The Patriots tried to create a two-tight-end offense last year with rookies Devin Asiasi and Dalton Keene, but neither could get on the field much. So the Patriots took out their checkbook and bought two high-end players who are ready to produce.

The versatility of Smith and Henry should help Newton, or whoever is playing quarterback, a lot.

First, the defense has a tough decision: Do they defend Smith and Henry with linebackers or safeties? Generally speaking, if the defense goes big, the Patriots can counter with speed in the passing game. If the defense goes small, the Patriots can pound the ball right at them.

“If you have a physical safety that can play their power run game but struggles in coverage, the Patriots are going to take advantage of that,” Bowen said. “If you’ve got a nickel corner who’s got electric feet and can check Jonnu Smith in space but isn’t physical, they’ll run the ball right at them. It’s as simple as that.
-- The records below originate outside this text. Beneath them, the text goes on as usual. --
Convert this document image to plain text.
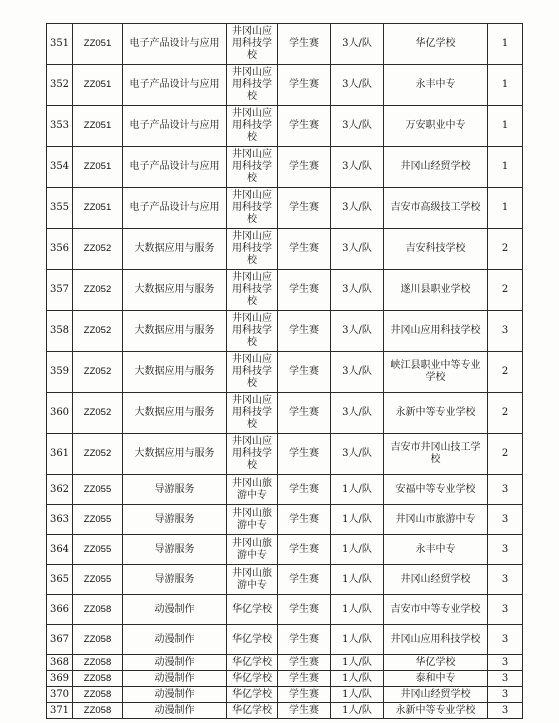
351	ZZ051	电子产品设计与应用	井冈山应用科技学校	学生赛	3人/队	华亿学校	1
352	ZZ051	电子产品设计与应用	井冈山应用科技学校	学生赛	3人/队	永丰中专	1
353	ZZ051	电子产品设计与应用	井冈山应用科技学校	学生赛	3人/队	万安职业中专	1
354	ZZ051	电子产品设计与应用	井冈山应用科技学校	学生赛	3人/队	井冈山经贸学校	1
355	ZZ051	电子产品设计与应用	井冈山应用科技学校	学生赛	3人/队	吉安市高级技工学校	1
356	ZZ052	大数据应用与服务	井冈山应用科技学校	学生赛	3人/队	吉安科技学校	2
357	ZZ052	大数据应用与服务	井冈山应用科技学校	学生赛	3人/队	遂川县职业学校	2
358	ZZ052	大数据应用与服务	井冈山应用科技学校	学生赛	3人/队	井冈山应用科技学校	3
359	ZZ052	大数据应用与服务	井冈山应用科技学校	学生赛	3人/队	峡江县职业中等专业学校	2
360	ZZ052	大数据应用与服务	井冈山应用科技学校	学生赛	3人/队	永新中等专业学校	2
361	ZZ052	大数据应用与服务	井冈山应用科技学校	学生赛	3人/队	吉安市井冈山技工学校	2
362	ZZ055	导游服务	井冈山旅游中专	学生赛	1人/队	安福中等专业学校	3
363	ZZ055	导游服务	井冈山旅游中专	学生赛	1人/队	井冈山市旅游中专	3
364	ZZ055	导游服务	井冈山旅游中专	学生赛	1人/队	永丰中专	3
365	ZZ055	导游服务	井冈山旅游中专	学生赛	1人/队	井冈山经贸学校	3
366	ZZ058	动漫制作	华亿学校	学生赛	1人/队	吉安市中等专业学校	3
367	ZZ058	动漫制作	华亿学校	学生赛	1人/队	井冈山应用科技学校	3
368	ZZ058	动漫制作	华亿学校	学生赛	1人/队	华亿学校	3
369	ZZ058	动漫制作	华亿学校	学生赛	1人/队	泰和中专	3
370	ZZ058	动漫制作	华亿学校	学生赛	1人/队	井冈山经贸学校	3
371	ZZ058	动漫制作	华亿学校	学生赛	1人/队	永新中等专业学校	3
“That’s why I think every team in the NFL would love to have the ability to run 12 personnel a lot, because it does give an offense so many options and schematical advantages.”

Second, 12 personnel will help Newton read the defense before the snap. Smith, especially, will be the “indicator” because he’s such a physical mismatch. If Smith is aligned on the boundary and a cornerback is across from him, Newton will know the defense is probably in zone coverage. If a linebacker or safety follows him, the defense is probably in man coverage.


Cam Newton has reason to smile -- he'll have more options in the passing game in 2021 than he did in 2020.Jim Davis/Globe Staff

“You’re trying to give Cam as much information as you can before the snap,” said Cosell. “That’s the whole plan here. 12 personnel really defines the pass game for you, and Cam, quite honestly, he needs that.”

Bowen expects to see the Patriots run one formation a decent amount: three receivers to one side of the field, and Smith alone on the other. The way this formation is defended should tell Newton everything.

This was the same formation the Patriots used on Gronkowski’s 22-yard touchdown catch over Seahawks linebacker K.J. Wright in Super Bowl XLIX. Had Richard Sherman lined up across from Gronk, Tom Brady would have known the Seahawks were in zone defense, and would have thrown to someone else. Instead, Wright, who is not comfortable covering receivers in space, followed Gronk to the boundary.

“When we broke the huddle and Sherman came over to the other side of the field and Wright walked out on [Gronkowski], I think everybody on our sideline knew where the ball was going to go,” offensive coordinator Josh McDaniels said in the 2015 documentary “Do Your Job.”

On a key play in Super Bowl XLIX, tight end Rob Gronkowski (bottom) is lined up alone on one side, opposite Seahawks linebacker K.J. Wright, while three Patriots receivers — and cornerback Richard Sherman — are on the other. Gronkowski caught a 22-yard touchdown pass on the play.boston globe

Belichick is well aware of Newton’s limitations as a passer. But using 12 personnel and upgrading the talent should, in theory, get more out of him.

“If Cam is the QB, these two tight ends are really going to help him,” Bowen said. “You can run heavy play-action, more higher-percentage throws, you can define throws, and now you have players who can win in the middle of the field. They just got a lot more talented.”